With the trophy firmly and predictably in Australia's hands, all eyes turn to France for the next Rugby League World Cup in 2025. But there is clearly a lot of work to be done at the international level over the next three years.
This World Cup, Samoa's breakthrough performance in particular, has to be used as a springboard towards establishing a more regular interaction between the international teams, more end of season tours and more mid-season representative rounds. The best way to have a strong and more competitive World Cup in France is for all international teams to stay active over the interim period. Australia coach Mal Meninga certainly thinks so.
"I'm coach of the World Cup winners and like I've said many times, particularly the last few days, where to from now?" Meninga said after Australia's 30-10 victory in the final.
"I thought the whole tournament was excellent, a good showpiece, the final was great, it shows where international game is going to, to have Samoa in there which is great for the international game.
"We're looking forward to the decision makers making the next decision about where we go to. We need a schedule discussed and to work towards. We can only deal with the cards you're dealt with.
"The IRL are going to sit down before the end of the year, that's what I gather from this, so hopefully they do that and we have some sort of schedule sorted for the beginning of next year."
The problem is rugby league thrives at the club level, that's were the money is made and the bills are paid. Clubs are understandably reluctant to risk their stars in a more extensive representative calendar. On the Australian sporting landscape, in the codes that have international competition, rugby league is unique in that playing for your club is more financially significant than representing your country.
If you compare rugby league to sports that have a stronger international level, such as cricket or rugby union, you find that the club level of those two sports is merely the spawning ground for future representative talent. You might come across the occasional more experienced player who has either had their time at the top, or was never quite up to it, but you seldom see the superstars of either sport run out for a game at club level, which sits at the third tier of their structures. Above it you have the provincial competitions and at the top, the internationals. Players are barely paid to play at club level, professionalism comes at the provincial and international levels. Funding trickles down from the top, where the attendances and fan engagement are strongest.

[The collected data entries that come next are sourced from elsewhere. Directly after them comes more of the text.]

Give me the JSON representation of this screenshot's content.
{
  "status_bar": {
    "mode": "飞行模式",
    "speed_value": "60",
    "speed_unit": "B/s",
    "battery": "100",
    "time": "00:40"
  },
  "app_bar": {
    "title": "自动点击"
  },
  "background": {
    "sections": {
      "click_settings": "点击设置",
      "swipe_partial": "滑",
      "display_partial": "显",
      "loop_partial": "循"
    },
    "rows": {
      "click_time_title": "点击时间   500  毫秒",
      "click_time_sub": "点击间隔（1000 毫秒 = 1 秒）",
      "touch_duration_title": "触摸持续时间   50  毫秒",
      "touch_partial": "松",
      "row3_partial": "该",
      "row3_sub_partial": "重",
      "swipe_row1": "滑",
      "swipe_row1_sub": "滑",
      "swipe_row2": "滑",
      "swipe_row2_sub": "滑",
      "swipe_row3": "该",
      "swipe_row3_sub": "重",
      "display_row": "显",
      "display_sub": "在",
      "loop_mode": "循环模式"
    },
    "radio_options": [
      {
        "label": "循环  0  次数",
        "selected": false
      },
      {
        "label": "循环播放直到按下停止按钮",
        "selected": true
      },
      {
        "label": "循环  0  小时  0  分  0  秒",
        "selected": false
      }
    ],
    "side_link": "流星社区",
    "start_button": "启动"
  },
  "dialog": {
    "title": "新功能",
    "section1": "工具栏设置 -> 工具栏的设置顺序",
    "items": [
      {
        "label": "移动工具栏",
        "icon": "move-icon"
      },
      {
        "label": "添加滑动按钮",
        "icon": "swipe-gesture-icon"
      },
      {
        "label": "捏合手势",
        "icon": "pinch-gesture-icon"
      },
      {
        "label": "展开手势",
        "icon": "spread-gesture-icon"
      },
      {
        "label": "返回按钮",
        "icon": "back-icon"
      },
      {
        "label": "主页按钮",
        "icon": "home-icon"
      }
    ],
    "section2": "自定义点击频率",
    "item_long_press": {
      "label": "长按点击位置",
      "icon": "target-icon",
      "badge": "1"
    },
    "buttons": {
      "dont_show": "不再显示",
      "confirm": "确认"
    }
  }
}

Rugby league, with the NRL and Super League, is built in the reverse order. A first grade club contract is a professional contract; from there representative honours are the cherry on top of your career. The broadcast rights at club and Origin level fund the game, with attendances and fan engagement rounding out the picture. International rugby league has long taken the position of being a nice thing to have, as long as it doesn't cost too much or burden the players.
The rise of Samoa, to play in their first ever final, was the highlight of this World Cup. Their strength came from a core of players who could easily have been in the Australia squad. Those players chose to represent their heritage and the World Cup was all the better for it. Now there is talk of elevating Samoa to Tier 1, which would, under the current rules, make those players ineligible for State of Origin eligibility.
Would Jarome Luai, Brian To'o, Josh Papali'I and Junior Paulo be the same players at international level without their Origin experience? Should future superstars of the game, such as Stephen Crichton and Joseph Suaalii, be denied the opportunity to play Origin? Should Origin be a stage for developing international players of all nations, or exclusively as a trial to see which players are worthy of a Kangaroos jersey?
Australia has already won 12 of the 16 World Cups played; should we be that keen to win every World Cup trophy from here on, if it is to the detriment of the international game overall?
The roars of support for Samoa from the largely local crowd at Old Trafford would indicate that the world would be quite happy with fewer trophies heading Australia's way.
To strengthen international competition, you need to play more international games, and you want the best players representing the countries of their heritage. But, at what point do you ask a player born and raised in Australia to give up on his dream of playing Origin football?
It is a delicate balancing act, which will no doubt take up a lot of discussion before solutions are found. The powers running the game really need to move the needle a bit further in the direction of the international game, otherwise, Samoa's success will be the outlier rather than the norm.